No explicit TTL is required for counters, because period start is embedded in the key. When period changes, a new key is used.

## Cost source resolution

`cost_key` determines where cost is read from:

- `fixed`
- `header:<name>`
- `query:<name>`

If missing/invalid/non-positive, `default_cost` is used.

Practical pattern:

- start with `fixed_cost: 1`
- migrate to weighted pricing using `header:x-request-cost`

## Staged actions

`staged_actions` is a sorted threshold table.
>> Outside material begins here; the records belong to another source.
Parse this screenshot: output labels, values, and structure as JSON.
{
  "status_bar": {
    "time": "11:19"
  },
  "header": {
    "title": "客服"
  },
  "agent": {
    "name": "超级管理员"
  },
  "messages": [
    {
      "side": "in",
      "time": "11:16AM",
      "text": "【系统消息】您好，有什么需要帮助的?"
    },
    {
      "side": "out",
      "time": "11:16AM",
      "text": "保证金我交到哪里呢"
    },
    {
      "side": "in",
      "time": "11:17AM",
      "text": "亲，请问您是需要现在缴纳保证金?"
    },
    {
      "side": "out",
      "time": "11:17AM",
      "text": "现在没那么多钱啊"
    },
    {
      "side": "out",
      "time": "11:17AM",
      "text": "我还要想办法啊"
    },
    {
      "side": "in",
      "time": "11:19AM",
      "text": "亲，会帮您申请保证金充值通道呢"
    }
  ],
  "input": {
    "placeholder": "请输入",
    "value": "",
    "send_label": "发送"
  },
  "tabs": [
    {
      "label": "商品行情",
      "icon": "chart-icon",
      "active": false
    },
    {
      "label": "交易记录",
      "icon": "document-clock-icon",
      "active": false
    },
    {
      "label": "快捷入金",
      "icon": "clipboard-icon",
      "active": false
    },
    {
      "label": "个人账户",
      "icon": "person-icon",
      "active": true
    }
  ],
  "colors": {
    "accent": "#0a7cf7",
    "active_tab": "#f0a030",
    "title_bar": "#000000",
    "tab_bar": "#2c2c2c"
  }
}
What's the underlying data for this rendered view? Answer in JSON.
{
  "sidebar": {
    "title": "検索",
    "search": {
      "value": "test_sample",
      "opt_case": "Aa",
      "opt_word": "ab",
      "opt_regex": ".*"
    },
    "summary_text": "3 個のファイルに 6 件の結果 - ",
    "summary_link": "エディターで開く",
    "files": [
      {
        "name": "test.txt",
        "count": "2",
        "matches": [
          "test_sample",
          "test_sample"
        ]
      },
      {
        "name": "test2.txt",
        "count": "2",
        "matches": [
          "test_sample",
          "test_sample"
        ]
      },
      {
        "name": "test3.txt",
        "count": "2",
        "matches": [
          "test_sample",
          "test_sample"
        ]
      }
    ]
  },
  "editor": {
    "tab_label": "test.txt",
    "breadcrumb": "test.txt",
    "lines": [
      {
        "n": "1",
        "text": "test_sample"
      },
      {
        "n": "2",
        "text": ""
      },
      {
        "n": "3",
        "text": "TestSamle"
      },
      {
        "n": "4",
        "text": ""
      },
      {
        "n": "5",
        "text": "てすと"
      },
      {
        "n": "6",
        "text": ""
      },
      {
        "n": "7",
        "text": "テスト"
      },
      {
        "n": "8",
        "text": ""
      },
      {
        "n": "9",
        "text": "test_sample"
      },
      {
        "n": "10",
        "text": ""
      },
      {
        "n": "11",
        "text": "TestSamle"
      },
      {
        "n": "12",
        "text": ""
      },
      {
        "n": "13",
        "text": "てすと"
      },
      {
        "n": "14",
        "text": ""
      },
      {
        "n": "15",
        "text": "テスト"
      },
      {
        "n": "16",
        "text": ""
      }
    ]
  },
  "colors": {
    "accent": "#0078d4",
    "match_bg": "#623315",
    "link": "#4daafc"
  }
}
The active stage is the highest threshold reached by current usage.

Example:

```json
"staged_actions": [
  { "threshold_percent": 80, "action": "warn" },
  { "threshold_percent": 95, "action": "throttle", "delay_ms": 500 },
  { "threshold_percent": 100, "action": "reject" }
]
```

Action semantics:

- `warn`: request allowed, warning marker is set
- `throttle`: request delayed by `delay_ms`, then allowed
- `reject`: request denied with `budget_exceeded`

Important runtime nuance:

- config must contain `reject` at `100%`
- a `reject` threshold below `100%` is not used while still under budget
- true rejection happens only when usage goes over budget

## Rejection and rollback

When the increment makes usage exceed budget:

- Fairvisor performs compensating `dict:incr(..., -cost)`
- rejected request is not counted as consumed budget
- response reason is `budget_exceeded`

This keeps accounting aligned with accepted traffic.

## State format

Keys are stored in `ngx.shared.fairvisor_counters`:

```text
cb:{rule_name}:{composite_limit_key}:{period_start_epoch}
```

Example:

```text
cb:daily-budget:org-abc:1761177600
```

## Configuration

```json
{
  "algorithm": "cost_based",
  "algorithm_config": {
    "budget": 1000,
    "period": "5m",
    "cost_key": "header:x-cost-units",
    "fixed_cost": 1,
    "default_cost": 1,
    "staged_actions": [
      { "threshold_percent": 80, "action": "warn" },
      { "threshold_percent": 95, "action": "throttle", "delay_ms": 500 },
      { "threshold_percent": 100, "action": "reject" }
    ]
  }
}
```

| Field | Required | Default | Validation |
|---|---|---|---|
| `budget` | yes | - | positive number |
| `period` | yes | - | one of `5m`, `1h`, `1d`, `7d` |
| `cost_key` | no | `fixed` | `fixed`, `header:<name>`, `query:<name>` |
| `fixed_cost` | no | `1` | positive (used for `fixed`) |
| `default_cost` | no | `1` | positive |
| `staged_actions` | yes | - | non-empty, strictly ascending thresholds, must include `reject@100` |

`staged_actions[]` fields:

| Field | Required | Validation |
|---|---|---|
| `threshold_percent` | yes | number in `[0, 100]` |
| `action` | yes | `warn`, `throttle`, `reject` |
| `delay_ms` | conditional | required and `> 0` for `throttle` |

## Response headers

On allowed requests (in `enforce` mode):

```
RateLimit-Limit: 1000
RateLimit-Remaining: 753
RateLimit-Reset: <seconds until period end>
```

On rejection:

```
HTTP 429 Too Many Requests
Retry-After: <seconds until next period start>
RateLimit-Limit: 1000
RateLimit-Remaining: 0
X-Fairvisor-Reason: budget_exceeded
```

`Retry-After` is `ceil(next_period_start - now)`, minimum 1 second.

## Failure behavior

If shared dict increment fails (for example dict pressure), algorithm fails open:

- request is allowed
- error detail is returned to caller path for logging/metrics
- traffic is not blocked due to storage failure

## Tuning

1. Choose budget from real commercial quota (not synthetic RPS)
2. Start with one warning stage (`70-85%`) and one throttle stage (`90-97%`)
3. Keep throttle delay modest; runtime caps throttle sleep at 30s anyway
4. Always keep a hard reject at 100%
5. Use fixed cost first, then move to weighted cost once producers can send trustworthy cost headers

## Example

```json
{
  "name": "org-daily-spend",
  "limit_keys": ["jwt:org_id"],
  "algorithm": "cost_based",
  "algorithm_config": {
    "budget": 500,
    "period": "5m",
    "cost_key": "header:x-request-cost",
    "default_cost": 1,
    "staged_actions": [
      { "threshold_percent": 80, "action": "warn" },
      { "threshold_percent": 95, "action": "throttle", "delay_ms": 200 },
      { "threshold_percent": 100, "action": "reject" }
    ]
  }
}
```

## Combine with other controls

Typical production stack:

- `token_bucket` for short-term burst control
- `cost_based` for period quota
- `token_bucket_llm` for token economics on LLM endpoints

All matched rules must pass, so you can enforce both real-time and period constraints together.